Wednesday, March 12, 2014

"Perfection" is a trap, artificial

I get The Wire from the Atlantic magazine people free every week day.  I look quickly at it to see what issues the editors and writers are focusing on.  I often feel that the topics are very temporary and not worth thinking about.  But not today.  I have seen this sort of thing many times.  Since I believe women’s brains and tendencies are extremely valuable, I don’t like to see self-limitation on the part of promising women, or any woman, for that matter.  


Bill


Catherine Rampell at The Washington Post on women in college. "A message to the nation’s women: Stop trying to be straight-A students. No, not because you might intimidate easily emasculated future husbands. Because, by focusing so much on grades, you might be limiting your earning and learning potential," Rampell writes. "The college majors that tend to lead to the most profitable professions are also the stingiest about awarding A’s.
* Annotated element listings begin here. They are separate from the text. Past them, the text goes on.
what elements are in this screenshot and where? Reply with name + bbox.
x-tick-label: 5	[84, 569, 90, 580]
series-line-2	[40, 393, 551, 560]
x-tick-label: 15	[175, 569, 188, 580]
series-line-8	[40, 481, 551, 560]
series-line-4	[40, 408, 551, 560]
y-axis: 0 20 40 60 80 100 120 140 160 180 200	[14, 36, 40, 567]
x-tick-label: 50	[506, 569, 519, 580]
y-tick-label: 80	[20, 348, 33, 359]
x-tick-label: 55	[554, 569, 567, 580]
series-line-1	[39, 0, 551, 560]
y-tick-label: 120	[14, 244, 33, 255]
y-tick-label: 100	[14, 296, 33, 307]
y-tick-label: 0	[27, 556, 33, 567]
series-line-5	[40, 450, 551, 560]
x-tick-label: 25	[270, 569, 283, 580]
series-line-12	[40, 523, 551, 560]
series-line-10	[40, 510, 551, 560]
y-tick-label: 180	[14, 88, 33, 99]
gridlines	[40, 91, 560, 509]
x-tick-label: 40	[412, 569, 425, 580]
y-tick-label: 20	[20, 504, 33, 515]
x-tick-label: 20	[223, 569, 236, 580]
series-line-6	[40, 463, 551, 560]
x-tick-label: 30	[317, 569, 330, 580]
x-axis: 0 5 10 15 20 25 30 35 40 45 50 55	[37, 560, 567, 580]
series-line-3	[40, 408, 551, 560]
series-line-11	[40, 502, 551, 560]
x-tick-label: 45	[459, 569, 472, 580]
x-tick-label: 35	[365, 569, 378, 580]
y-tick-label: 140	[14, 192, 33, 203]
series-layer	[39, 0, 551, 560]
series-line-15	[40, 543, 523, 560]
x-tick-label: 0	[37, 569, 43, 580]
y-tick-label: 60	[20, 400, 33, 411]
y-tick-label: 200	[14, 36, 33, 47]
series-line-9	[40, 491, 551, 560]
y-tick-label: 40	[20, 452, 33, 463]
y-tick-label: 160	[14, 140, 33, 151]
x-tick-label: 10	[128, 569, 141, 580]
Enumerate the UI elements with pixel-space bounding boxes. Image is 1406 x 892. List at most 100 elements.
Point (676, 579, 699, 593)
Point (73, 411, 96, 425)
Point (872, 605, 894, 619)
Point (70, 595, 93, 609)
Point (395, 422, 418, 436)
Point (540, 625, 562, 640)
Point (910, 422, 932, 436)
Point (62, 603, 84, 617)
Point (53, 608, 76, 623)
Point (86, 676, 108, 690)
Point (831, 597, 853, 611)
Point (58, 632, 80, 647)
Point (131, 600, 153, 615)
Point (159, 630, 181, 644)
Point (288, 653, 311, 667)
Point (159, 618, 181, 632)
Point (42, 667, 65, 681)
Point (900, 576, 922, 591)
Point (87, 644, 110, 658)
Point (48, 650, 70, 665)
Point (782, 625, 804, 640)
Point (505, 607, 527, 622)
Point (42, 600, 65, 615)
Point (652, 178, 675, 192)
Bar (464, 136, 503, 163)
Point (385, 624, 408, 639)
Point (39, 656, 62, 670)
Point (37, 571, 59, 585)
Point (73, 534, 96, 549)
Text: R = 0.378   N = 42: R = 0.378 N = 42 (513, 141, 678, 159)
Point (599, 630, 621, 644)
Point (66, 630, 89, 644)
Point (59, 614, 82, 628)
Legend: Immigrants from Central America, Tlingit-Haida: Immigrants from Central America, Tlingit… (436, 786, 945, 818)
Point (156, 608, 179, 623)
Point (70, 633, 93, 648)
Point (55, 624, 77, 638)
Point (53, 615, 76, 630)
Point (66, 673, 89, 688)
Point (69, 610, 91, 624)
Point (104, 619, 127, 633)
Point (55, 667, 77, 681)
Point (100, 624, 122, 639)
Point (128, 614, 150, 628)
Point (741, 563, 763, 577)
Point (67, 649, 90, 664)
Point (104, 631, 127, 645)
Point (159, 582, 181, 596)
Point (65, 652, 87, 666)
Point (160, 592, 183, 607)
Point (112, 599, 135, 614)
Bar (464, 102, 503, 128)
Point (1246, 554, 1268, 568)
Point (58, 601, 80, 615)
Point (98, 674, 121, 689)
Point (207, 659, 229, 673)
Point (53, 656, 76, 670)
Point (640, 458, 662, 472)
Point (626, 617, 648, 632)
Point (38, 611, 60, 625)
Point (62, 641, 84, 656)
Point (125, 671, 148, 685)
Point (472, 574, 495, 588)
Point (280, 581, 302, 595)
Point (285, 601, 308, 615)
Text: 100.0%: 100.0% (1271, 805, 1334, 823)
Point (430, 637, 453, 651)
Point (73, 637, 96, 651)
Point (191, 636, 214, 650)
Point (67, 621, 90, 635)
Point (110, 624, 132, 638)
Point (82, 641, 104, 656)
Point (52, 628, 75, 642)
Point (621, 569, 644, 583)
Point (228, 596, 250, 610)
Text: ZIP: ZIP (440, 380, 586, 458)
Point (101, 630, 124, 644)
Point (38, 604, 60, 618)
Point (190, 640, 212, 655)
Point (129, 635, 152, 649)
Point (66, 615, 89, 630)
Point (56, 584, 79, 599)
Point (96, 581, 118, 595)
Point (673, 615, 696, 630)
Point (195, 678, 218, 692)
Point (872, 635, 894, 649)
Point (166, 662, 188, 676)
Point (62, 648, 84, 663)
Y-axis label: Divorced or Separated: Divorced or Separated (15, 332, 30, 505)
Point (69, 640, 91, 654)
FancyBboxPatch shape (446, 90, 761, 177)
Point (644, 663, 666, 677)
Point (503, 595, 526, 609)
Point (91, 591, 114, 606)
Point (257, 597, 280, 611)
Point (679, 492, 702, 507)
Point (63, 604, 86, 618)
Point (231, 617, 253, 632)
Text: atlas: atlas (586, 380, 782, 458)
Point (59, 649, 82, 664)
Science departments grade, on a four-point scale, an average of 0.4 points lower than humanities departments, according to a 2010 analysis ... And two new research studies suggest that women might be abandoning these lucrative disciplines precisely because they’re terrified of getting B’s," she explains. "I fear that women are dropping out of fields such as math and computer science not because they’ve discovered passions elsewhere but because they fear delivering imperfection in the 'hard' fields that they (and potential employers) genuinely love." The New Yorker's Maria Konnikova tweets, "Congrats @crampell on a great first column @washingtonpost. Why women should 'embrace meaningful mediocrity' for later success."